Executive session meetings can be held by any of the following methods:
- In Person. Directors can meet in person at a location permitted in the governing documents.
- Telephone – Video. Directors can meet via telephone or video conference.
- Unanimous Written Consent. A “unanimous written consent” may be used for emergency actions only.
Email meetings are prohibited.
As stated above, members do not have the right to attend executive session meetings. However, that does not mean the meetings are limited only to directors. Directors, managers, recording secretaries, the association’s attorney, members subject to disciplinary action as well as witnesses (but only for the portion of the meeting involving the disciplinary hearing), and others invited by the board (such as contractors bidding on a project) may attend an executive session meeting.
Unless otherwise stated in the governing documents, executive board meetings may be called by the chairman or president or any vice president or the secretary or any two directors. An emergency meeting of the board may be called by the president or by any two members of the board other than the president. Email discussion of director availability for the meeting as well as the date and time for the meeting is permitted. Scheduling discussions are not deemed “board meetings” and do not violate the Davis-Stirling Act.
Members must be provided notice of executive session meetings of the board. This is required regardless of anything to the contrary in an association’s governing documents.
If an executive session is to be held with a scheduled open meeting of the board, the notice of the executive session must be included in the open meeting’s four day notice and generally noted in the open meeting agenda.
If a non-emergency meetings is to be held solely in executive session, members must be given notice of the time and place of the meeting at least two (2) days prior to the meeting. If an association’s governing documents require a longer notice, the longer notice is required.
Notice of meetings must be posted in a prominent place or places in the common area and by mail to any owner who had requested notice by mail (at the address requested by the owner). In addition, notice may be given by mail, by delivery of the notice to each unit in the development, by newsletter or similar means of communication, or with the consent of the member, by email.
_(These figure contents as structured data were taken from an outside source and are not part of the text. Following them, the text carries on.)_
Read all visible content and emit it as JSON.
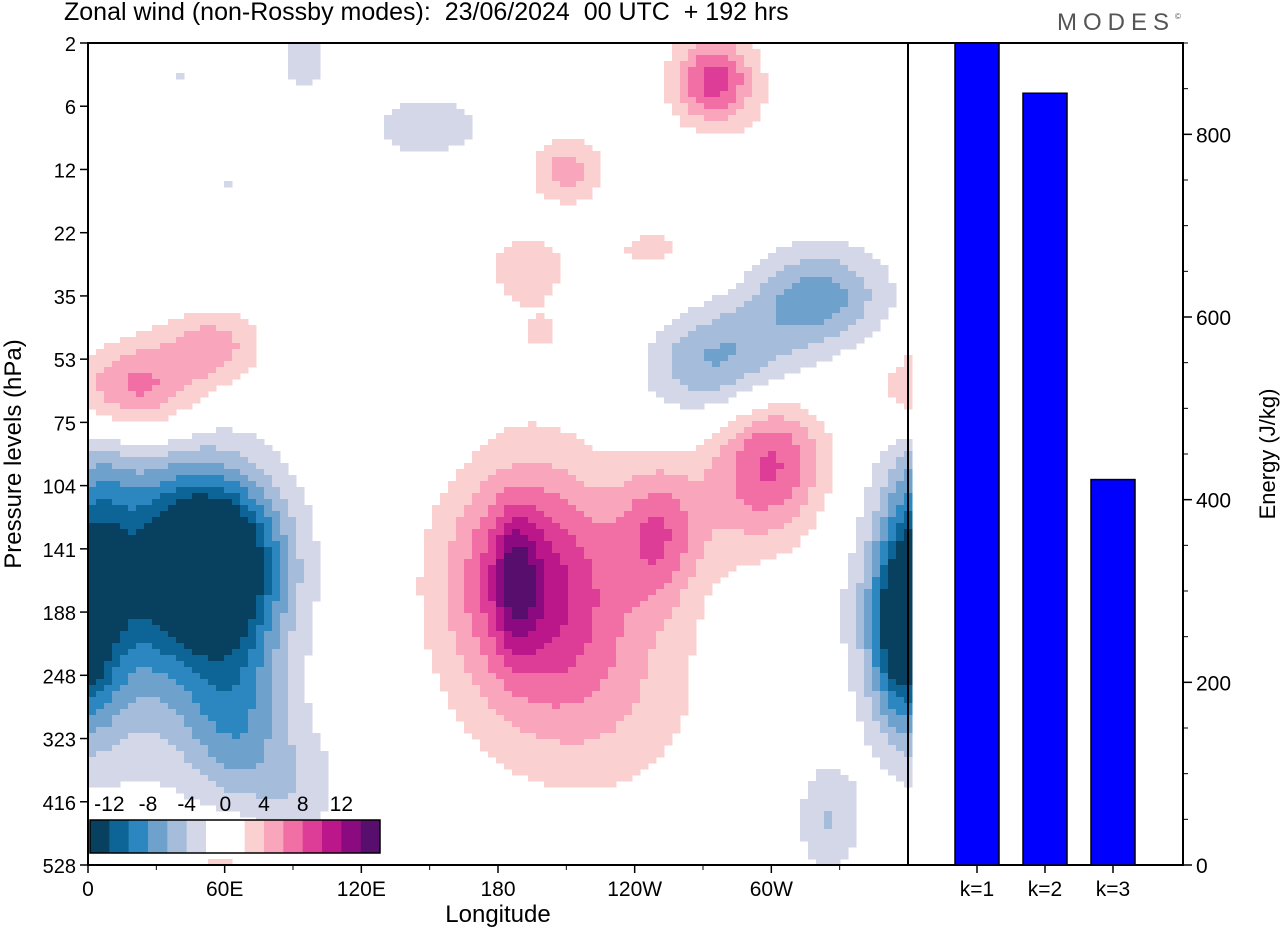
{
  "title": "Zonal wind (non-Rossby modes):  23/06/2024  00 UTC  + 192 hrs",
  "logo": "MODES",
  "logo_mark": "©",
  "colors": {
    "bar": "#0000ff",
    "scale": [
      "#08405f",
      "#0c6596",
      "#2c86bf",
      "#6ea1cc",
      "#a5bdda",
      "#d3d7e8",
      "#ffffff",
      "#ffffff",
      "#fbd0d0",
      "#f9a5bb",
      "#f16fa5",
      "#dd3d97",
      "#bc178a",
      "#8c0a7f",
      "#570e6c"
    ]
  },
  "chart_data": [
    {
      "type": "heatmap",
      "title": "Zonal wind (non-Rossby modes)",
      "xlabel": "Longitude",
      "ylabel": "Pressure levels (hPa)",
      "x_ticks": [
        "0",
        "60E",
        "120E",
        "180",
        "120W",
        "60W"
      ],
      "y_ticks": [
        "2",
        "6",
        "12",
        "22",
        "35",
        "53",
        "75",
        "104",
        "141",
        "188",
        "248",
        "323",
        "416",
        "528"
      ],
      "colorbar_labels": [
        "-12",
        "-8",
        "-4",
        "0",
        "4",
        "8",
        "12"
      ],
      "color_levels": [
        -14,
        -12,
        -10,
        -8,
        -6,
        -4,
        -2,
        0,
        2,
        4,
        6,
        8,
        10,
        12,
        14
      ],
      "blobs": [
        {
          "lon": 55,
          "lev": 8.2,
          "rx": 28,
          "ry": 1.2,
          "amp": -15
        },
        {
          "lon": 30,
          "lev": 8.6,
          "rx": 48,
          "ry": 2.4,
          "amp": -9
        },
        {
          "lon": 65,
          "lev": 10.6,
          "rx": 22,
          "ry": 1.6,
          "amp": -6
        },
        {
          "lon": 92,
          "lev": 11.8,
          "rx": 20,
          "ry": 1.0,
          "amp": -3
        },
        {
          "lon": 5,
          "lev": 8.5,
          "rx": 14,
          "ry": 2.2,
          "amp": -6
        },
        {
          "lon": 195,
          "lev": 8.4,
          "rx": 38,
          "ry": 1.8,
          "amp": 10
        },
        {
          "lon": 188,
          "lev": 8.5,
          "rx": 9,
          "ry": 1.0,
          "amp": 6
        },
        {
          "lon": 220,
          "lev": 10.2,
          "rx": 50,
          "ry": 1.8,
          "amp": 4
        },
        {
          "lon": 250,
          "lev": 7.8,
          "rx": 18,
          "ry": 1.1,
          "amp": 6
        },
        {
          "lon": 300,
          "lev": 6.5,
          "rx": 24,
          "ry": 1.0,
          "amp": 7
        },
        {
          "lon": 290,
          "lev": 7.4,
          "rx": 40,
          "ry": 1.1,
          "amp": 3
        },
        {
          "lon": 275,
          "lev": 5.0,
          "rx": 36,
          "ry": 0.9,
          "amp": -7
        },
        {
          "lon": 320,
          "lev": 4.0,
          "rx": 30,
          "ry": 0.8,
          "amp": -7
        },
        {
          "lon": 355,
          "lev": 9.3,
          "rx": 12,
          "ry": 1.4,
          "amp": -9
        },
        {
          "lon": 325,
          "lev": 12.3,
          "rx": 14,
          "ry": 0.9,
          "amp": -4
        },
        {
          "lon": 20,
          "lev": 5.5,
          "rx": 30,
          "ry": 0.8,
          "amp": 8
        },
        {
          "lon": 55,
          "lev": 4.8,
          "rx": 22,
          "ry": 0.6,
          "amp": 5
        },
        {
          "lon": 210,
          "lev": 4.6,
          "rx": 70,
          "ry": 1.0,
          "amp": 2
        },
        {
          "lon": 250,
          "lev": 3.2,
          "rx": 40,
          "ry": 0.7,
          "amp": 2
        },
        {
          "lon": 275,
          "lev": 0.6,
          "rx": 18,
          "ry": 0.7,
          "amp": 9
        },
        {
          "lon": 210,
          "lev": 2.0,
          "rx": 16,
          "ry": 0.5,
          "amp": 5
        },
        {
          "lon": 320,
          "lev": 1.5,
          "rx": 24,
          "ry": 0.6,
          "amp": 2
        },
        {
          "lon": 95,
          "lev": 0.2,
          "rx": 10,
          "ry": 0.5,
          "amp": -4
        },
        {
          "lon": 60,
          "lev": 2.2,
          "rx": 60,
          "ry": 0.7,
          "amp": -2
        },
        {
          "lon": 150,
          "lev": 1.3,
          "rx": 30,
          "ry": 0.6,
          "amp": -3
        },
        {
          "lon": 130,
          "lev": 5.6,
          "rx": 30,
          "ry": 1.0,
          "amp": -2
        },
        {
          "lon": 60,
          "lev": 13.0,
          "rx": 25,
          "ry": 0.9,
          "amp": 3
        },
        {
          "lon": 190,
          "lev": 3.4,
          "rx": 20,
          "ry": 0.6,
          "amp": 2
        },
        {
          "lon": 40,
          "lev": 0.5,
          "rx": 30,
          "ry": 0.6,
          "amp": -2
        }
      ]
    },
    {
      "type": "bar",
      "categories": [
        "k=1",
        "k=2",
        "k=3"
      ],
      "values": [
        900,
        845,
        422
      ],
      "ylabel": "Energy (J/kg)",
      "ylim": [
        0,
        900
      ],
      "y_ticks": [
        0,
        200,
        400,
        600,
        800
      ]
    }
  ]
}
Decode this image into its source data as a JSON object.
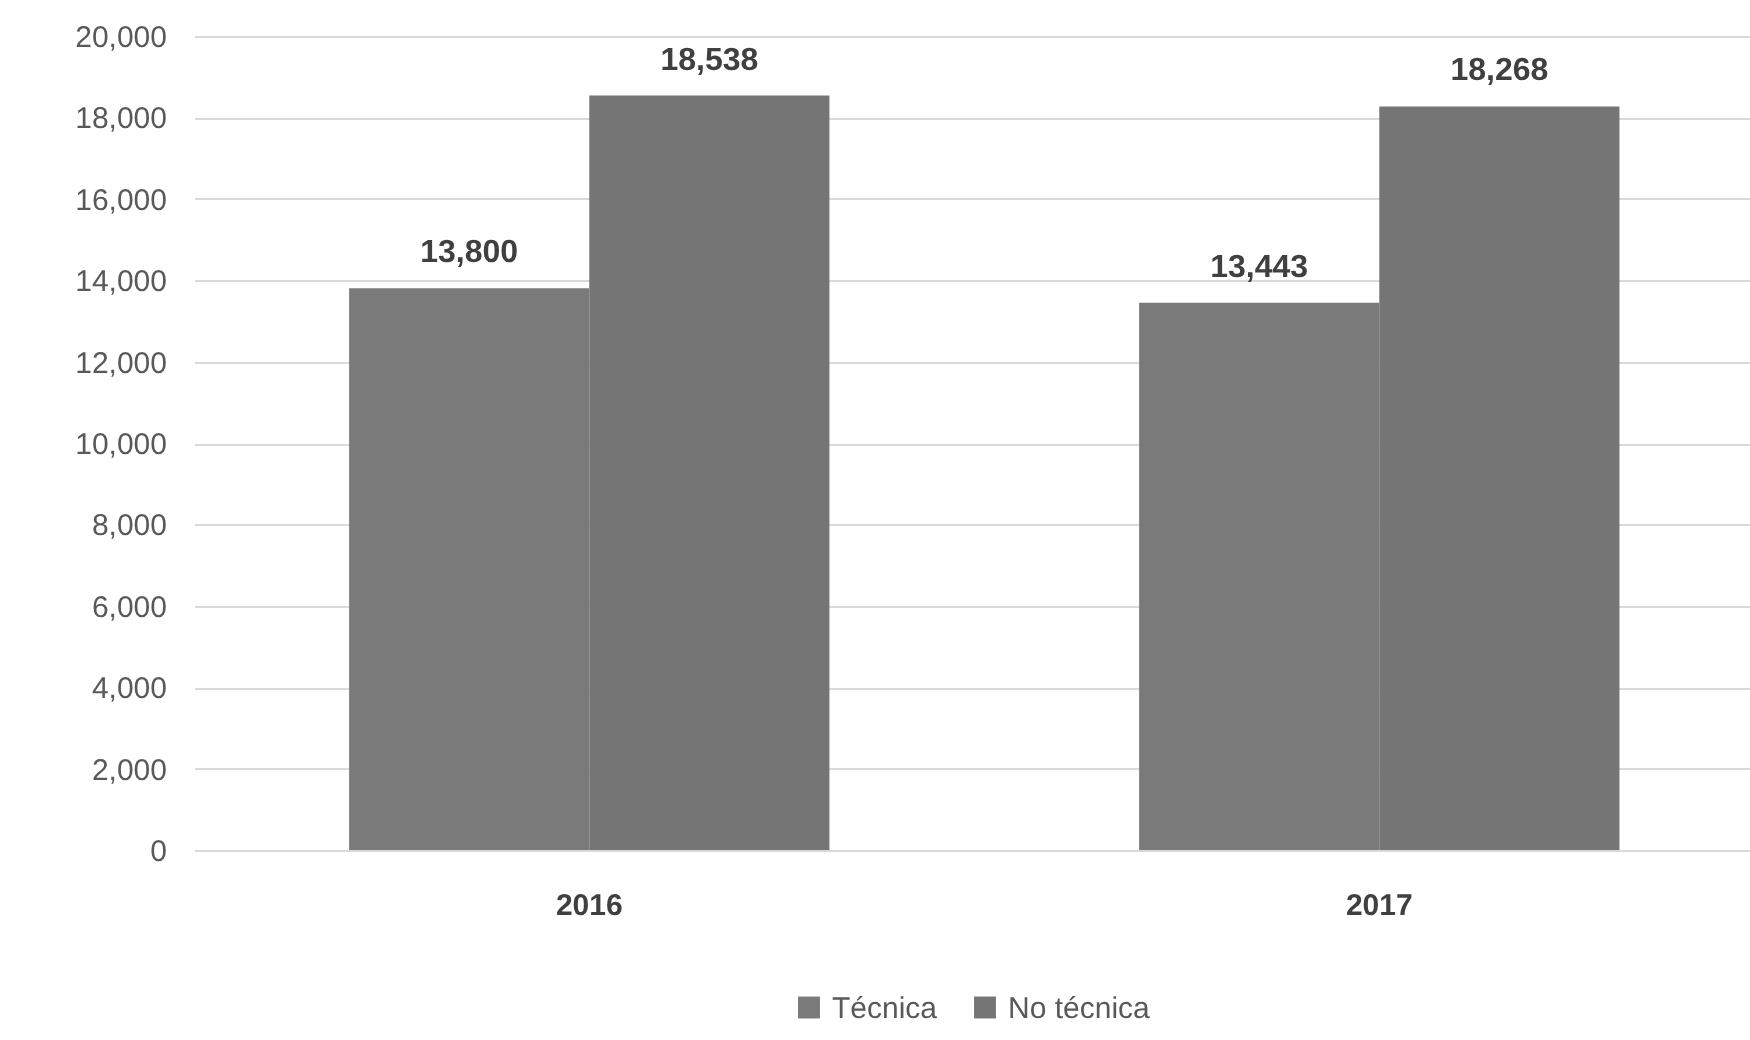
{
  "chart_data": {
    "type": "bar",
    "categories": [
      "2016",
      "2017"
    ],
    "series": [
      {
        "name": "Técnica",
        "color": "#7a7a7a",
        "values": [
          13800,
          13443
        ],
        "value_labels": [
          "13,800",
          "13,443"
        ]
      },
      {
        "name": "No técnica",
        "color": "#757575",
        "values": [
          18538,
          18268
        ],
        "value_labels": [
          "18,538",
          "18,268"
        ]
      }
    ],
    "ylim": [
      0,
      20000
    ],
    "yticks": [
      0,
      {
        "value": 2000,
        "label": "2,000"
      },
      {
        "value": 4000,
        "label": "4,000"
      },
      {
        "value": 6000,
        "label": "6,000"
      },
      {
        "value": 8000,
        "label": "8,000"
      },
      {
        "value": 10000,
        "label": "10,000"
      },
      {
        "value": 12000,
        "label": "12,000"
      },
      {
        "value": 14000,
        "label": "14,000"
      },
      {
        "value": 16000,
        "label": "16,000"
      },
      {
        "value": 18000,
        "label": "18,000"
      },
      {
        "value": 20000,
        "label": "20,000"
      }
    ],
    "grid": "y",
    "legend": "bottom"
  }
}
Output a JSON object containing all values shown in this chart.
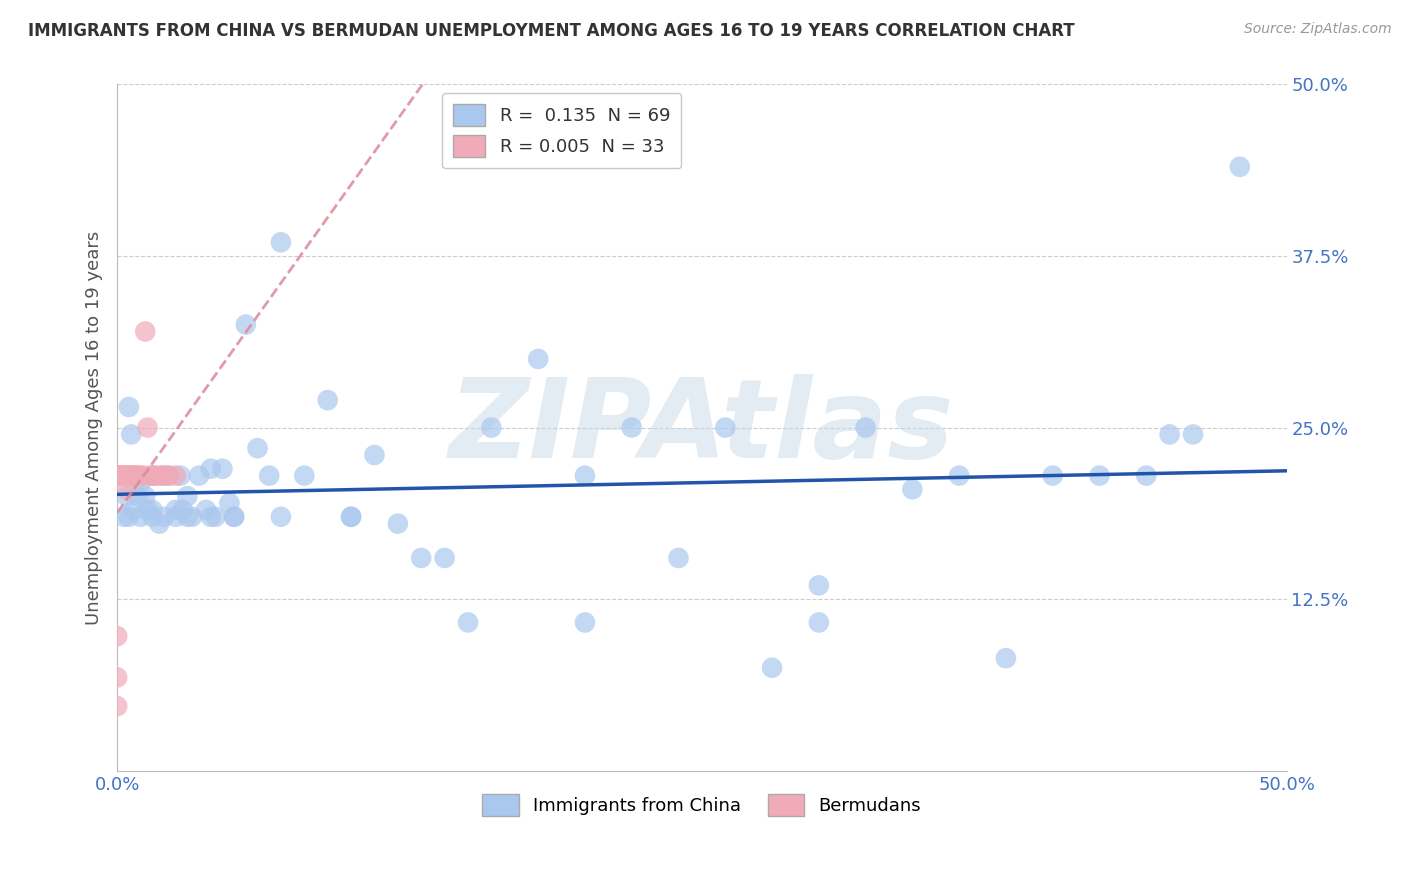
{
  "title": "IMMIGRANTS FROM CHINA VS BERMUDAN UNEMPLOYMENT AMONG AGES 16 TO 19 YEARS CORRELATION CHART",
  "source": "Source: ZipAtlas.com",
  "ylabel": "Unemployment Among Ages 16 to 19 years",
  "xlim": [
    0,
    0.5
  ],
  "ylim": [
    0,
    0.5
  ],
  "yticks": [
    0.125,
    0.25,
    0.375,
    0.5
  ],
  "ytick_labels": [
    "12.5%",
    "25.0%",
    "37.5%",
    "50.0%"
  ],
  "xticks": [
    0.0,
    0.5
  ],
  "xtick_labels": [
    "0.0%",
    "50.0%"
  ],
  "legend_label_1": "R =  0.135  N = 69",
  "legend_label_2": "R = 0.005  N = 33",
  "legend_bottom_1": "Immigrants from China",
  "legend_bottom_2": "Bermudans",
  "blue_color": "#aac8ed",
  "pink_color": "#f0aab8",
  "trend_blue": "#2255aa",
  "trend_pink": "#dd8899",
  "watermark": "ZIPAtlas",
  "background": "#ffffff",
  "grid_color": "#cccccc",
  "blue_x": [
    0.003,
    0.004,
    0.005,
    0.006,
    0.007,
    0.008,
    0.009,
    0.01,
    0.012,
    0.013,
    0.015,
    0.016,
    0.018,
    0.02,
    0.022,
    0.025,
    0.027,
    0.028,
    0.03,
    0.032,
    0.035,
    0.038,
    0.04,
    0.042,
    0.045,
    0.048,
    0.05,
    0.055,
    0.06,
    0.065,
    0.07,
    0.08,
    0.09,
    0.1,
    0.11,
    0.12,
    0.13,
    0.14,
    0.16,
    0.18,
    0.2,
    0.22,
    0.24,
    0.26,
    0.28,
    0.3,
    0.32,
    0.34,
    0.36,
    0.38,
    0.4,
    0.42,
    0.44,
    0.46,
    0.48,
    0.005,
    0.01,
    0.015,
    0.02,
    0.025,
    0.03,
    0.04,
    0.05,
    0.07,
    0.1,
    0.15,
    0.2,
    0.3,
    0.45
  ],
  "blue_y": [
    0.185,
    0.2,
    0.265,
    0.245,
    0.19,
    0.215,
    0.2,
    0.21,
    0.2,
    0.19,
    0.19,
    0.215,
    0.18,
    0.215,
    0.215,
    0.19,
    0.215,
    0.19,
    0.2,
    0.185,
    0.215,
    0.19,
    0.22,
    0.185,
    0.22,
    0.195,
    0.185,
    0.325,
    0.235,
    0.215,
    0.385,
    0.215,
    0.27,
    0.185,
    0.23,
    0.18,
    0.155,
    0.155,
    0.25,
    0.3,
    0.215,
    0.25,
    0.155,
    0.25,
    0.075,
    0.135,
    0.25,
    0.205,
    0.215,
    0.082,
    0.215,
    0.215,
    0.215,
    0.245,
    0.44,
    0.185,
    0.185,
    0.185,
    0.185,
    0.185,
    0.185,
    0.185,
    0.185,
    0.185,
    0.185,
    0.108,
    0.108,
    0.108,
    0.245
  ],
  "pink_x": [
    0.0,
    0.0,
    0.0,
    0.0,
    0.0,
    0.001,
    0.001,
    0.002,
    0.002,
    0.003,
    0.003,
    0.004,
    0.004,
    0.005,
    0.005,
    0.006,
    0.006,
    0.007,
    0.008,
    0.009,
    0.01,
    0.011,
    0.012,
    0.013,
    0.014,
    0.015,
    0.017,
    0.019,
    0.02,
    0.022,
    0.025,
    0.001,
    0.002
  ],
  "pink_y": [
    0.047,
    0.068,
    0.098,
    0.215,
    0.215,
    0.215,
    0.215,
    0.215,
    0.215,
    0.215,
    0.215,
    0.205,
    0.215,
    0.215,
    0.215,
    0.215,
    0.215,
    0.215,
    0.215,
    0.215,
    0.215,
    0.215,
    0.32,
    0.25,
    0.215,
    0.215,
    0.215,
    0.215,
    0.215,
    0.215,
    0.215,
    0.215,
    0.215
  ]
}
Notices of executive session meetings must contain an agenda for the meeting. Because executive sessions are confidential and topics are only generally noted in open meeting minutes, agenda descriptions should be brief and general in nature.
Boards must keep minutes of their executive session meetings and generally memorialize their sessions in the minutes of the next open meeting of the board.
Directors who violate the confidential nature of information gained in executive sessions are subject to censure, and personal liability for their conduct. Such violations are serious and can have great consequences.